Web Application Security Testing

A service overview and catalog of Web Application Security Testing provided by the UC Berkeley IT Service Hub.

Description

This service is a partnership between the Information Security Office (ISO) and the School of Information (MICS). It provides UC Berkeley application owners with offensive (attackers’ point of view) application security testing conducted by graduate students under faculty supervision.

Service Delivery & Expectations

Cadence: Semester-based; typically two or three applications are tested per semester.
Selection: Rolling applications; based on risk profile and academic fit.
App Admin Commitment: 2–4 hours per semester for scoping, credentials, and environment setup.

Deliverables
Security Assessment Report: A report with detailed technical findings including severity ratings, proof of exploitation, and remediation recommendations for each discovered vulnerability.

Benefits & Features

Include benefits the offering enables.

Skillful Testing: Students use modern methodologies to find undiscovered web application flaws.
Zero Cost: A high-value alternative to expensive third-party penetration testing.
Compliance: Facilitates MSSEI requirement fulfillment for P4 data and Critical IT Resources.
Risk Reduction: Proactively identifies vulnerabilities before they can be exploited.

Getting Started

1. Determine if Your Web Application is Eligible to Participate:
Before submitting, verify that your application meets the Eligibility Requirements :

Qualified : Web applications developed and managed by UC Berkeley, affiliates, or One IT departments.
Ineligible : Static content-only sites (blogs and departmental websites), non-web-based software (thick clients), and third-party applications managed outside of UC Berkeley (SaaS apps).
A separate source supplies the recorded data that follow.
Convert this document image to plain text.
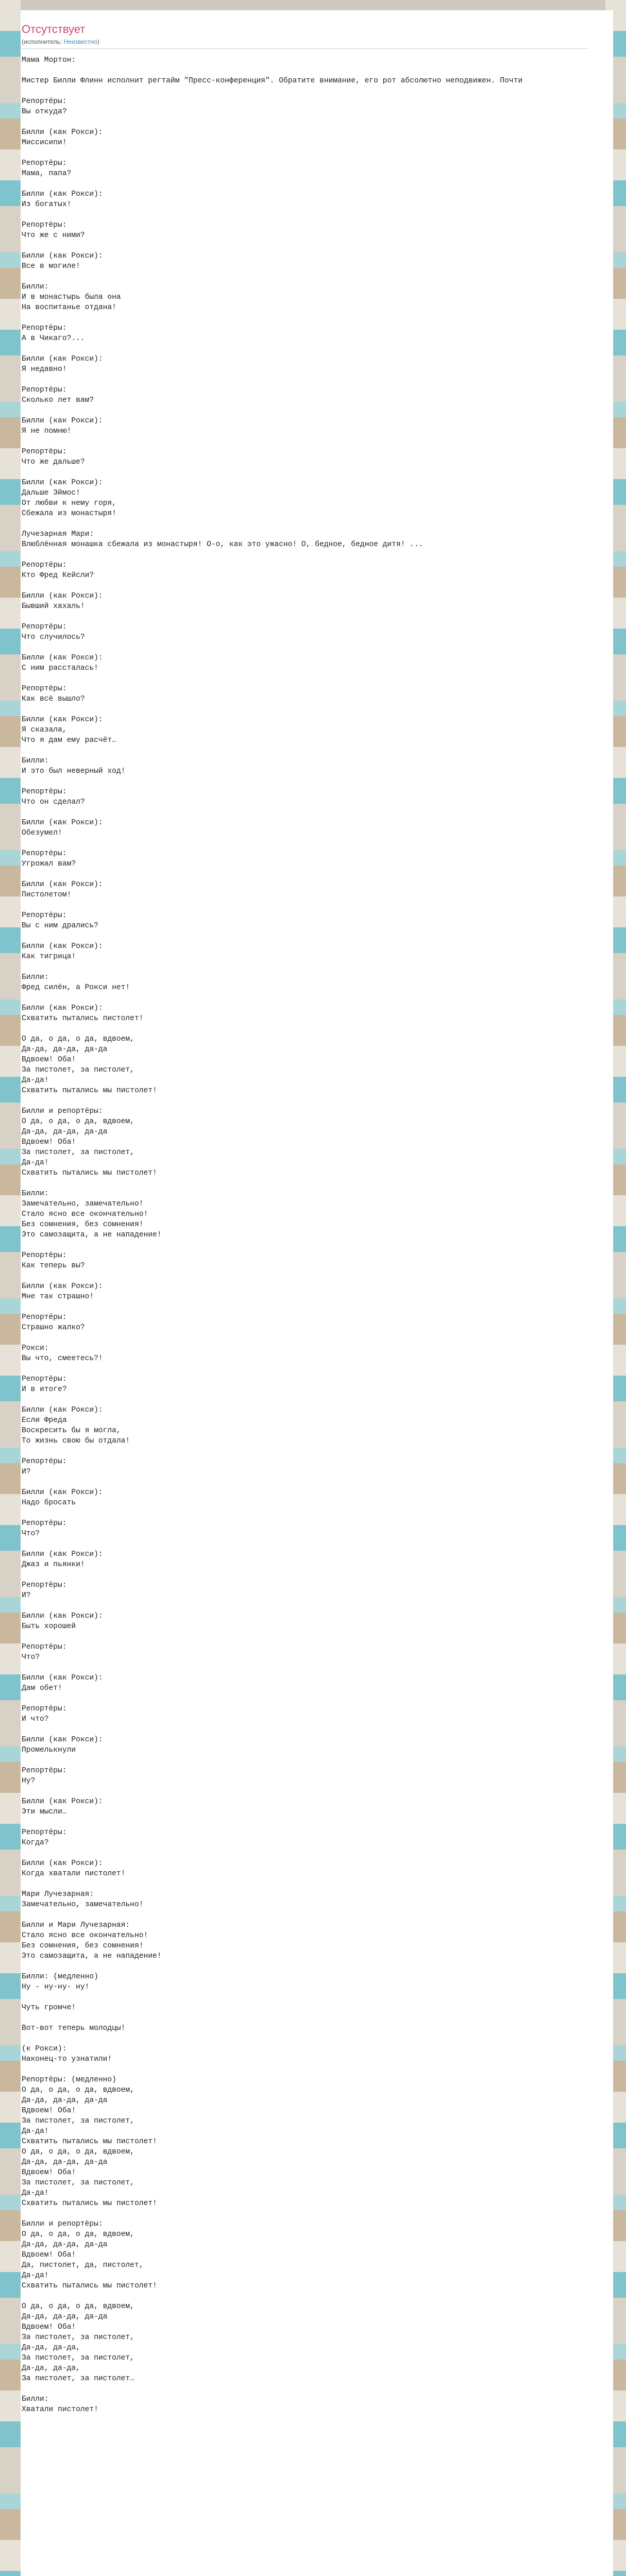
Отсутствует
(исполнитель: Неизвестно)
Мама Мортон:

Мистер Билли Флинн исполнит регтайм "Пресс-конференция". Обратите внимание, его рот абсолютно неподвижен. Почти

Репортёры:
Вы откуда?

Билли (как Рокси):
Миссисипи!

Репортёры:
Мама, папа?

Билли (как Рокси):
Из богатых!

Репортёры:
Что же с ними?

Билли (как Рокси):
Все в могиле!

Билли:
И в монастырь была она
На воспитанье отдана!

Репортёры:
А в Чикаго?...

Билли (как Рокси):
Я недавно!

Репортёры:
Сколько лет вам?

Билли (как Рокси):
Я не помню!

Репортёры:
Что же дальше?

Билли (как Рокси):
Дальше Эймос!
От любви к нему горя,
Сбежала из монастыря!

Лучезарная Мари:
Влюблённая монашка сбежала из монастыря! О-о, как это ужасно! О, бедное, бедное дитя! ...

Репортёры:
Кто Фред Кейсли?

Билли (как Рокси):
Бывший хахаль!

Репортёры:
Что случилось?

Билли (как Рокси):
С ним рассталась!

Репортёры:
Как всё вышло?

Билли (как Рокси):
Я сказала,
Что я дам ему расчёт…

Билли:
И это был неверный ход!

Репортёры:
Что он сделал?

Билли (как Рокси):
Обезумел!

Репортёры:
Угрожал вам?

Билли (как Рокси):
Пистолетом!

Репортёры:
Вы с ним дрались?

Билли (как Рокси):
Как тигрица!

Билли:
Фред силён, а Рокси нет!

Билли (как Рокси):
Схватить пытались пистолет!

О да, о да, о да, вдвоем,
Да-да, да-да, да-да
Вдвоем! Оба!
За пистолет, за пистолет,
Да-да!
Схватить пытались мы пистолет!

Билли и репортёры:
О да, о да, о да, вдвоем,
Да-да, да-да, да-да
Вдвоем! Оба!
За пистолет, за пистолет,
Да-да!
Схватить пытались мы пистолет!

Билли:
Замечательно, замечательно!
Стало ясно все окончательно!
Без сомнения, без сомнения!
Это самозащита, а не нападение!

Репортёры:
Как теперь вы?

Билли (как Рокси):
Мне так страшно!

Репортёры:
Страшно жалко?

Рокси:
Вы что, смеетесь?!

Репортёры:
И в итоге?

Билли (как Рокси):
Если Фреда
Воскресить бы я могла,
То жизнь свою бы отдала!

Репортёры:
И?

Билли (как Рокси):
Надо бросать

Репортёры:
Что?

Билли (как Рокси):
Джаз и пьянки!

Репортёры:
И?

Билли (как Рокси):
Быть хорошей

Репортёры:
Что?

Билли (как Рокси):
Дам обет!

Репортёры:
И что?

Билли (как Рокси):
Промелькнули

Репортёры:
Ну?

Билли (как Рокси):
Эти мысли…

Репортёры:
Когда?

Билли (как Рокси):
Когда хватали пистолет!

Мари Лучезарная:
Замечательно, замечательно!

Билли и Мари Лучезарная:
Стало ясно все окончательно!
Без сомнения, без сомнения!
Это самозащита, а не нападение!

Билли: (медленно)
Ну - ну-ну- ну!

Чуть громче!

Вот-вот теперь молодцы!

(к Рокси):
Наконец-то узнатили!

Репортёры: (медленно)
О да, о да, о да, вдвоем,
Да-да, да-да, да-да
Вдвоем! Оба!
За пистолет, за пистолет,
Да-да!
Схватить пытались мы пистолет!
О да, о да, о да, вдвоем,
Да-да, да-да, да-да
Вдвоем! Оба!
За пистолет, за пистолет,
Да-да!
Схватить пытались мы пистолет!

Билли и репортёры:
О да, о да, о да, вдвоем,
Да-да, да-да, да-да
Вдвоем! Оба!
Да, пистолет, да, пистолет,
Да-да!
Схватить пытались мы пистолет!

О да, о да, о да, вдвоем,
Да-да, да-да, да-да
Вдвоем! Оба!
За пистолет, за пистолет,
Да-да, да-да,
За пистолет, за пистолет,
Да-да, да-да,
За пистолет, за пистолет…

Билли:
Хватали пистолет!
2. Complete the Sign Up Form
To initiate a service request, the designated Application Admin must complete the MICS/ISO Web Application Security Testing - Sign Up Form.

Required information for Submission:

Contact Details : Contact info for both the Technical Lead and Functional Owner.
Web Application Info : Primary name, URL, functional description, user base, hosting provider, and network accessibility.
Security Context : Current Protection Level (P1–P4) and Availability Level (A1–A4).

See Web Application Security Testing Details (Authentication Required) for further information.

Service Details

Eligibility	This service is available to Faculty and Staff.
Contact	Request the Service: Complete the MICS/ISO Web Application Security Testing - Sign Up Form to open a ticket.
Availability	Available 24/7. Support is provided Monday–Friday, 8:00 AM – 5:00 PM PT, excluding University holidays and curtailment periods.
Cost	There are no direct costs associated with this service.
Data Classification	This service is rated for P4, A2, and R1 data. Compliance: Users are responsible for ensuring data handled within this service complies with the Data and IT Resource Classification Standards.